My journal became a place to write down things I wanted to remember or try in my classroom. In various degrees of detail I planned many activities for the school year. In the August 20, 1982, entry I listed some things I wanted to do that year.
One was to contact the county conservation officer about my class adopting an area in the wild to visit and take care of. I did contact the guy and explained that my class was looking for a place they could take care of, clean up and utilize as an outdoor classroom. I thought there were a lot of lessons to be learned and if the kids did something like this they might be better stewards of the land as they grew up.
The guy was actually offended that I asked and said he had people who made their living doing these things and we would be taking work away from them. He said he really didn’t know of any spots where we could clean up trash or build small check dams. I was mystified.
Another idea was to have my mother come and work with my class several times on writing poetry and ultimately submit student writing to the Iowa Poetry contest. She did and we did. I don’t think I had any students who ended up being published in Lyrical Iowa but don’t remember for sure.
Another one was to try to develop a way of assessing student writing to use as a measure of growth. That was not an easy task and I don’t think I ever came up with anything concrete. I know the sheer volume of writing increased and I suspect the quality did too but didn’t come up with a good way to measure it.
I listed getting the Young People’s Column that I wrote about previously going and that did indeed happen as I explained in that piece.

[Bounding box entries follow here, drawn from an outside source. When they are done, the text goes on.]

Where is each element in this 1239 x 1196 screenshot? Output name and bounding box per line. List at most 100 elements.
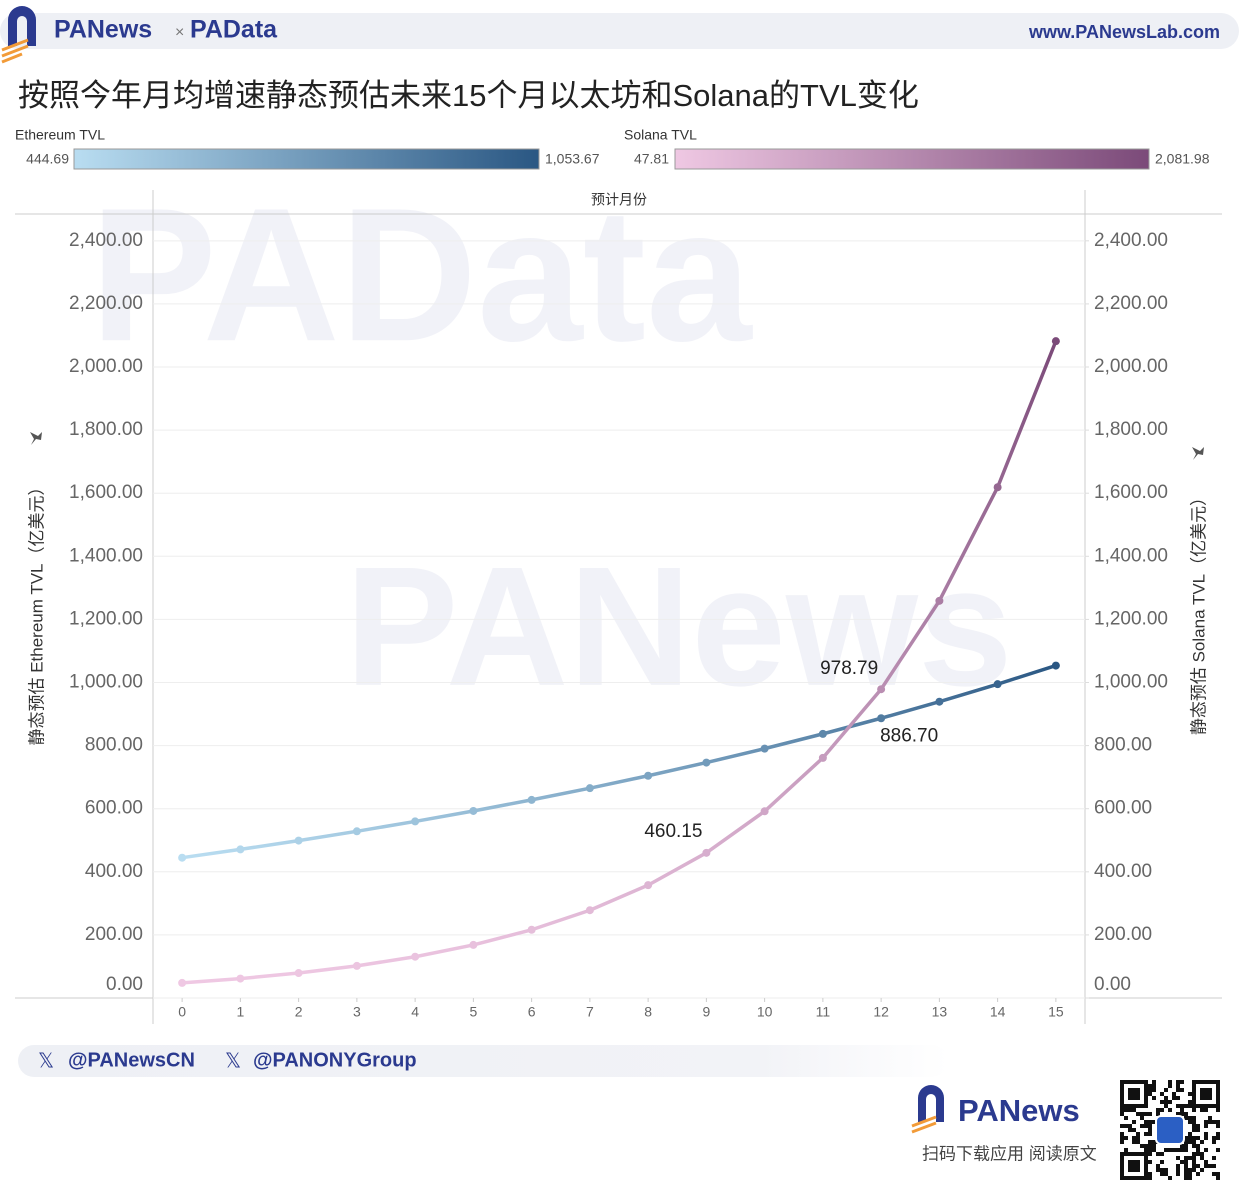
qr-cell — [1204, 1092, 1208, 1096]
qr-cell — [1120, 1164, 1124, 1168]
qr-cell — [1152, 1144, 1156, 1148]
point — [818, 729, 827, 738]
qr-cell — [1204, 1108, 1208, 1112]
qr-cell — [1144, 1172, 1148, 1176]
qr-cell — [1152, 1148, 1156, 1152]
qr-cell — [1120, 1152, 1124, 1156]
qr-cell — [1192, 1128, 1196, 1132]
point — [877, 685, 886, 694]
qr-cell — [1216, 1092, 1220, 1096]
legend-gradient — [73, 148, 540, 170]
qr-cell — [1160, 1100, 1164, 1104]
qr-cell — [1172, 1096, 1176, 1100]
y-tick-label: 1,200.00 — [69, 608, 143, 629]
qr-cell — [1180, 1088, 1184, 1092]
qr-cell — [1148, 1148, 1152, 1152]
x-icon: 𝕏 — [38, 1050, 54, 1072]
qr-cell — [1192, 1156, 1196, 1160]
y2-tick-label: 2,200.00 — [1094, 293, 1168, 314]
x-axis-title: 预计月份 — [591, 192, 647, 208]
qr-cell — [1208, 1164, 1212, 1168]
qr-cell — [1196, 1136, 1200, 1140]
qr-cell — [1196, 1172, 1200, 1176]
point — [527, 925, 536, 934]
qr-cell — [1144, 1176, 1148, 1180]
qr-cell — [1192, 1116, 1196, 1120]
qr-cell — [1144, 1156, 1148, 1160]
qr-cell — [1188, 1120, 1192, 1124]
qr-cell — [1132, 1152, 1136, 1156]
qr-cell — [1192, 1104, 1196, 1108]
qr-cell — [1196, 1152, 1200, 1156]
data-label: 978.79 — [820, 658, 878, 679]
qr-cell — [1148, 1144, 1152, 1148]
qr-cell — [1148, 1132, 1152, 1136]
qr-cell — [1184, 1140, 1188, 1144]
y2-tick-label: 800.00 — [1094, 735, 1152, 756]
qr-cell — [1176, 1168, 1180, 1172]
qr-cell — [1128, 1092, 1132, 1096]
qr-cell — [1148, 1088, 1152, 1092]
qr-cell — [1200, 1156, 1204, 1160]
qr-cell — [1200, 1152, 1204, 1156]
qr-cell — [1132, 1168, 1136, 1172]
qr-cell — [1132, 1128, 1136, 1132]
qr-cell — [1192, 1136, 1196, 1140]
qr-cell — [1184, 1116, 1188, 1120]
qr-cell — [1136, 1168, 1140, 1172]
qr-cell — [1128, 1096, 1132, 1100]
qr-cell — [1216, 1172, 1220, 1176]
qr-cell — [1144, 1080, 1148, 1084]
qr-cell — [1212, 1140, 1216, 1144]
x-tick-label: 7 — [586, 1004, 594, 1020]
qr-cell — [1120, 1168, 1124, 1172]
y-tick-label: 2,000.00 — [69, 356, 143, 377]
qr-cell — [1208, 1088, 1212, 1092]
qr-cell — [1152, 1080, 1156, 1084]
series-line — [181, 340, 1058, 985]
qr-cell — [1196, 1104, 1200, 1108]
qr-cell — [1164, 1168, 1168, 1172]
qr-cell — [1168, 1080, 1172, 1084]
qr-cell — [1152, 1140, 1156, 1144]
qr-cell — [1192, 1080, 1196, 1084]
y-tick-label: 1,800.00 — [69, 419, 143, 440]
qr-cell — [1192, 1168, 1196, 1172]
qr-cell — [1144, 1112, 1148, 1116]
qr-cell — [1120, 1092, 1124, 1096]
qr-cell — [1204, 1132, 1208, 1136]
qr-cell — [1168, 1176, 1172, 1180]
qr-cell — [1180, 1108, 1184, 1112]
qr-cell — [1120, 1156, 1124, 1160]
watermark: PAData — [90, 169, 753, 381]
qr-cell — [1184, 1160, 1188, 1164]
qr-cell — [1192, 1140, 1196, 1144]
qr-cell — [1204, 1088, 1208, 1092]
qr-cell — [1216, 1136, 1220, 1140]
qr-cell — [1216, 1148, 1220, 1152]
qr-cell — [1172, 1148, 1176, 1152]
footer-logo — [911, 1085, 944, 1134]
qr-cell — [1200, 1168, 1204, 1172]
qr-cell — [1164, 1088, 1168, 1092]
data-label: 886.70 — [880, 725, 938, 746]
qr-cell — [1124, 1080, 1128, 1084]
qr-cell — [1160, 1168, 1164, 1172]
qr-cell — [1160, 1092, 1164, 1096]
y2-tick-label: 0.00 — [1094, 974, 1131, 995]
qr-cell — [1132, 1160, 1136, 1164]
qr-cell — [1148, 1092, 1152, 1096]
y-tick-label: 200.00 — [85, 924, 143, 945]
x-tick-label: 15 — [1048, 1004, 1064, 1020]
y2-tick-label: 400.00 — [1094, 861, 1152, 882]
qr-cell — [1180, 1112, 1184, 1116]
qr-cell — [1216, 1100, 1220, 1104]
y-tick-label: 1,400.00 — [69, 545, 143, 566]
qr-cell — [1144, 1164, 1148, 1168]
qr-cell — [1192, 1164, 1196, 1168]
point — [644, 771, 653, 780]
point — [469, 940, 478, 949]
y-tick-label: 2,200.00 — [69, 293, 143, 314]
qr-cell — [1180, 1160, 1184, 1164]
qr-cell — [1120, 1100, 1124, 1104]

I listed wanting to keep a daily journal to record happenings, ideas and experiences. Nearly an impossible task but I also planned to have a required journal writing time for the students and thought I could do my journaling during that time, too.
I also listed starting class promptly, reading stories regularly to my students, introducing and encouraging letter writing, utilizing oral reading and writing in the content areas, eliminating the use of the SRA kits, building on the student schemata (what they already knew).
I listed inviting people to come to my classroom and tell us stories, allowing five second think time after asking a question and after the student gave their answer, requiring each student to have a folder for new words, meanings, using it in context. Some other things I listed were utilize Readers Digest “Building Word power” for additional vocabulary building, use a word bank, have a word of the day, plug decoding skills into vocabulary, and there were many more.
Looking back at them now is fascinating. Many of them were successful activities that I used and refined for many years after first writing about them. Others just disappeared or were replaced with something else. Another time I will go into more detail on some of these.